The speed pitch gun in right field at Blair County Ballpark is about 2 mph slow, so when an 88 pops up there, it's actually 90.
For most of his start Tuesday night, Curve pitcher Tim Alderson was registering 83 to 85 mph on that gun. Add two, and the right-hander was sitting primarily at 85-87 mph.
That has to be discouraging for the pitcher and the Pirates.
Mirror photo by Patrick Waksmunski
Tim?Alderson works during his victory Tuesday night over Akron at Blair County Ballpark.
Alderson is 6-foot-6, 225 pounds, and he was a first-round draft pick of the San Francisco Giants in 2007. He's rated as the No. 7 prospect in the Buccos' system by Baseball America.
All of those things just don't add up to a 21-year-old right-hander with Alderson's pedigree hitting such relatively slow speeds. He topped out at 90 once in the first inning Tuesday and hit 89 another time, but pretty much everything else was 85-87.
"When I was an amateur, I threw a lot harder," Alderson said after the start against Akron.
Alderson came to the Pirates last year in a trade with the Giants for second baseman Freddy Sanchez.
He insists there's nothing wrong with his arm, saying, "No, no, I'm feeling good.

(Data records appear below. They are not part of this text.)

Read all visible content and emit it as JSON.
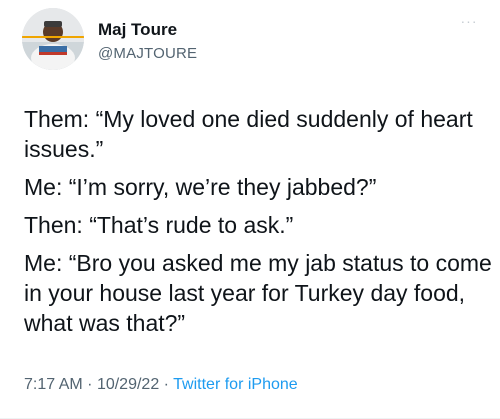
{
  "user": {
    "display_name": "Maj Toure",
    "handle": "@MAJTOURE",
    "avatar_icon": "profile-photo-avatar"
  },
  "header": {
    "more_icon": "more-horizontal-icon",
    "more_glyph": "···"
  },
  "tweet": {
    "paragraphs": [
      "Them: “My loved one died suddenly of heart issues.”",
      "Me: “I’m sorry, we’re they jabbed?”",
      "Then: “That’s rude to ask.”",
      "Me: “Bro you asked me my jab status to come in your house last year for Turkey day food, what was that?”"
    ]
  },
  "meta": {
    "time": "7:17 AM",
    "separator": "·",
    "date": "10/29/22",
    "source": "Twitter for iPhone"
  },
  "colors": {
    "text": "#0f1419",
    "secondary": "#536471",
    "link": "#1d9bf0"
  }
}
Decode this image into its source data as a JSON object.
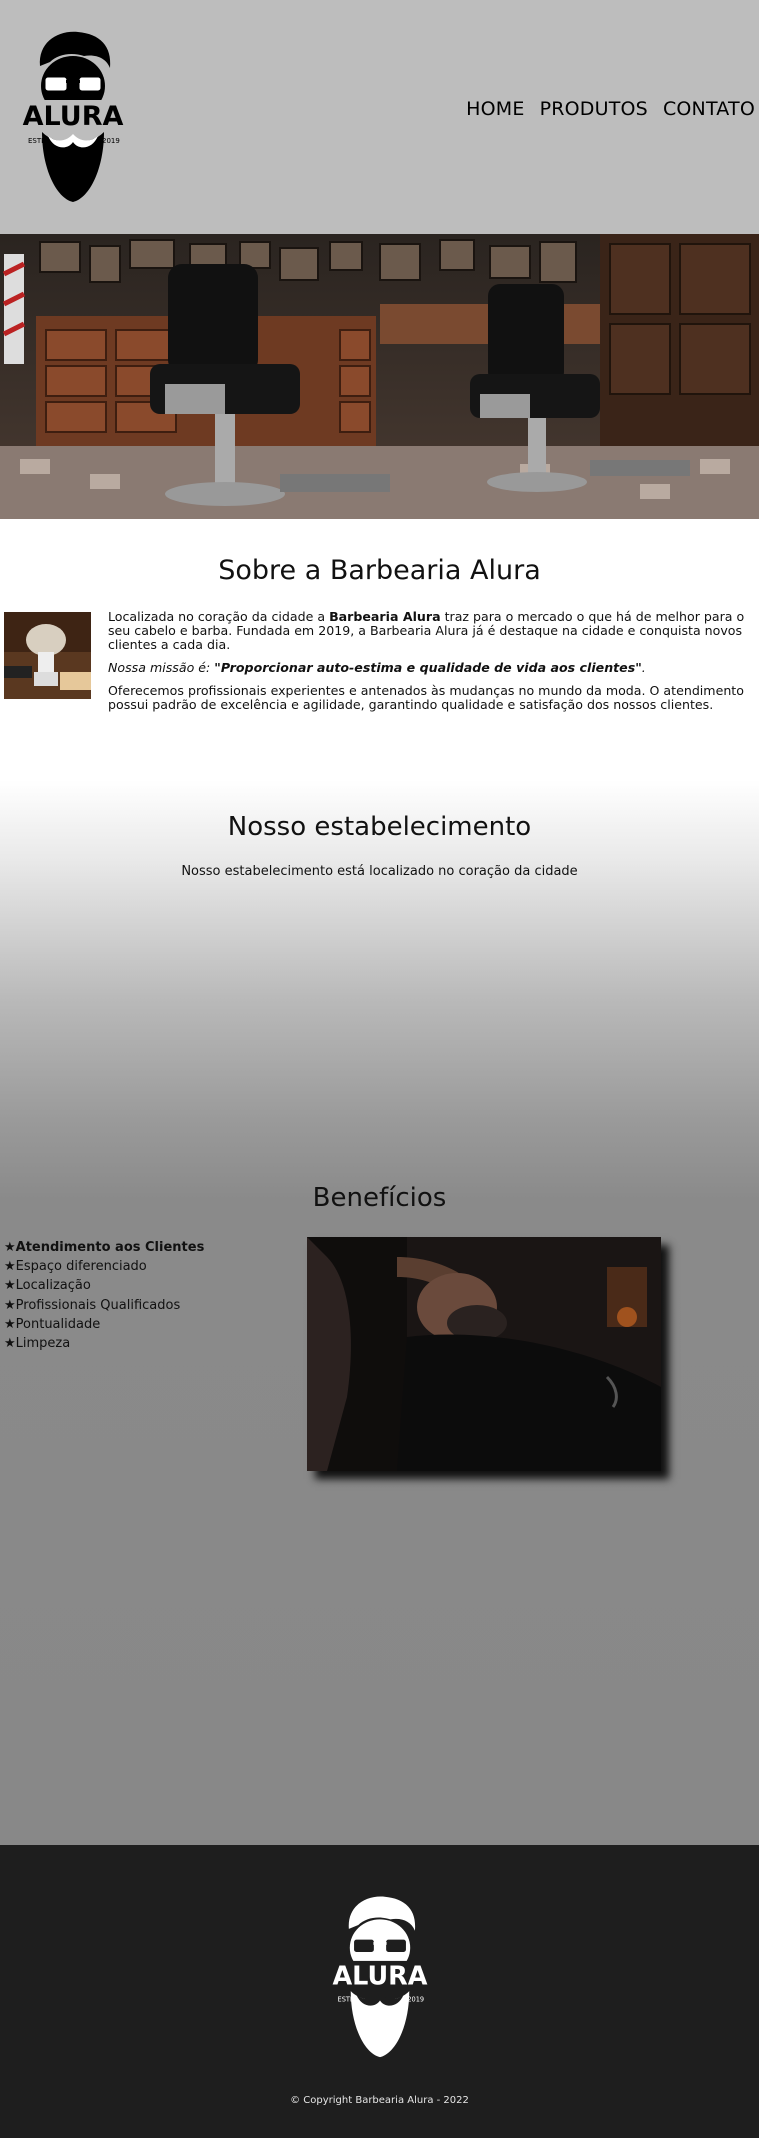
{
  "header": {
    "logo_text": "ALURA",
    "logo_estd": "ESTD",
    "logo_year": "2019",
    "nav": [
      "HOME",
      "PRODUTOS",
      "CONTATO"
    ]
  },
  "sobre": {
    "title": "Sobre a Barbearia Alura",
    "p1_before": "Localizada no coração da cidade a ",
    "p1_bold": "Barbearia Alura",
    "p1_after": " traz para o mercado o que há de melhor para o seu cabelo e barba. Fundada em 2019, a Barbearia Alura já é destaque na cidade e conquista novos clientes a cada dia.",
    "mission_label": "Nossa missão é: ",
    "mission_text": "\"Proporcionar auto-estima e qualidade de vida aos clientes\"",
    "mission_end": ".",
    "p3": "Oferecemos profissionais experientes e antenados às mudanças no mundo da moda. O atendimento possui padrão de excelência e agilidade, garantindo qualidade e satisfação dos nossos clientes."
  },
  "estabelecimento": {
    "title": "Nosso estabelecimento",
    "subtitle": "Nosso estabelecimento está localizado no coração da cidade"
  },
  "beneficios": {
    "title": "Benefícios",
    "items": [
      "★Atendimento aos Clientes",
      "★Espaço diferenciado",
      "★Localização",
      "★Profissionais Qualificados",
      "★Pontualidade",
      "★Limpeza"
    ]
  },
  "footer": {
    "logo_text": "ALURA",
    "logo_estd": "ESTD",
    "logo_year": "2019",
    "copyright": "© Copyright Barbearia Alura - 2022"
  }
}
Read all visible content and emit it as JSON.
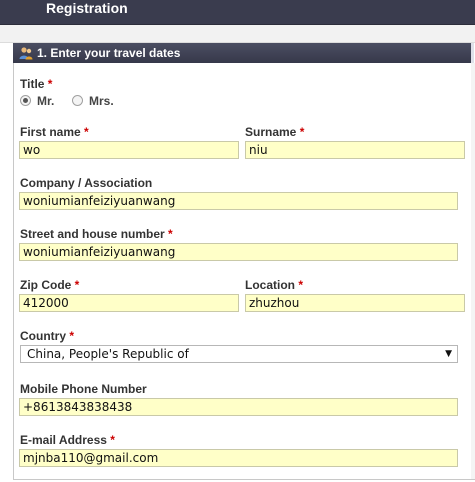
{
  "header": {
    "title": "Registration"
  },
  "section": {
    "title": "1. Enter your travel dates"
  },
  "required_mark": "*",
  "form": {
    "title": {
      "label": "Title",
      "options": [
        {
          "label": "Mr.",
          "selected": true
        },
        {
          "label": "Mrs.",
          "selected": false
        }
      ]
    },
    "first_name": {
      "label": "First name",
      "value": "wo"
    },
    "surname": {
      "label": "Surname",
      "value": "niu"
    },
    "company": {
      "label": "Company / Association",
      "value": "woniumianfeiziyuanwang"
    },
    "street": {
      "label": "Street and house number",
      "value": "woniumianfeiziyuanwang"
    },
    "zip": {
      "label": "Zip Code",
      "value": "412000"
    },
    "location": {
      "label": "Location",
      "value": "zhuzhou"
    },
    "country": {
      "label": "Country",
      "selected": "China, People's Republic of"
    },
    "mobile": {
      "label": "Mobile Phone Number",
      "value": "+8613843838438"
    },
    "email": {
      "label": "E-mail Address",
      "value": "mjnba110@gmail.com"
    }
  },
  "colors": {
    "header_bg": "#3a3c4e",
    "input_bg": "#ffffc8",
    "required": "#cc0000"
  },
  "icons": {
    "section": "users-icon",
    "dropdown": "triangle-down-icon"
  }
}
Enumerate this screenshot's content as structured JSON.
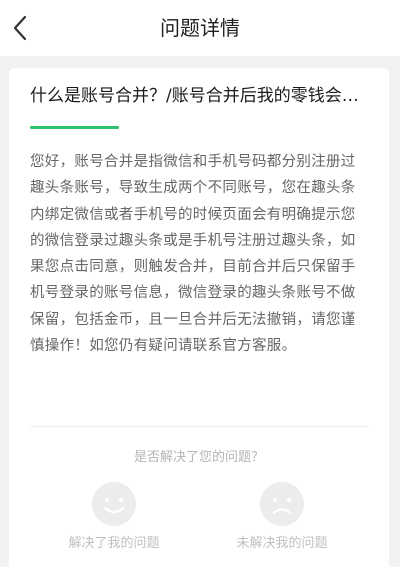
{
  "nav": {
    "title": "问题详情",
    "back_icon": "chevron-left-icon"
  },
  "question": {
    "title": "什么是账号合并？/账号合并后我的零钱会怎样？",
    "answer": "您好，账号合并是指微信和手机号码都分别注册过趣头条账号，导致生成两个不同账号，您在趣头条内绑定微信或者手机号的时候页面会有明确提示您的微信登录过趣头条或是手机号注册过趣头条，如果您点击同意，则触发合并，目前合并后只保留手机号登录的账号信息，微信登录的趣头条账号不做保留，包括金币，且一旦合并后无法撤销，请您谨慎操作！如您仍有疑问请联系官方客服。"
  },
  "feedback": {
    "prompt": "是否解决了您的问题？",
    "solved_label": "解决了我的问题",
    "solved_icon": "smile-face-icon",
    "unsolved_label": "未解决我的问题",
    "unsolved_icon": "sad-face-icon"
  },
  "colors": {
    "accent": "#2ec26b",
    "background": "#f2f2f2",
    "card": "#ffffff",
    "muted": "#c0c0c0"
  }
}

I've just got to tweak a couple things here and there."
Alderson has a theory on what happened to his fastball.
"I threw a lot of breaking balls my first year with the Giants and last year, and that kind of shortened everything up," he said. "I kind of had a breaking ball delivery. So we're working on that and just trying to get as much extension as possible."
Pirates roving minor league coaches were in town last week and worked with Alderson on his mechanics so he can get better extension with his delivery.
"I don't think it's any concern," Alderson said. "My arm feels good, so I've just got to fix a couple mechanical things. That's what we've been doing this past week with all these coordinators in town."
Curve pitching coach Tom Filer noted, "Everybody would like to see a little bit more fastball coming out of him. He's concerned about it also. But we look at this right now, it's still April, the weather's not very cooperative, and I hope that as the weather gets a little bit warmer that his fastball will warm up, as well."
Alderson has enjoyed great success in his brief pro career, compiling a 25-7 record and 3.43 ERA in 58 games (57 starts). He understands how to keep hitters off balance and did so fairly well Tuesday by mixing in sharp breaking stuff in key situations against the Aeros.
Alderson picked up the win that night, allowing four runs - three earned - on seven hits in five innings to improve to 2-0.
His overall stats this season indicate trouble spots. Alderson has a 5.49 ERA in four starts and has allowed 24 hits in 19 2/3 innings. Opposing batters have hit .312 off him, and he has only seven strikeouts with six walks.
There's a big difference between being somewhat effective with offspeed stuff and an 87 mph fastball in the low minors or Double-A versus getting out major league hitters.
"Right now it's getting guys out," Filer said of Alderson's bottom line. "Velocity is a luxury if you have it, but the main thing is to get people out."
The Pirates do have a way they want their pitching prospects to get people out, and it centers around fastball command. Velocity isn't the most important thing, but the ability to spot the fastball and get good movement on it is paramount.
The Bucs know Alderson may be able to get away with throwing 85-87 in Double-A because of his quality offspeed stuff. But they will be hesitant to move him up the line with that kind of fastball, just as they were hesitant with former Curve pitcher Yoslan Herrera.
"I think to get him to the next level, he's obviously going to have to have some fastball command," Curve manager Matt Walbeck said. "I think that goes for everybody, every pitcher here. But for now, we're just going to take it one step at a time, one start at a time and just have him do the best that he can."
Alderson's primary goal right now is concentrating on finding a reliable delivery that can maximize his fastball, then repeating it consistently.
"I had a couple pitches that came out pretty good," he said after his last start, "so we've got to figure out what I did on that pitch and get back to that."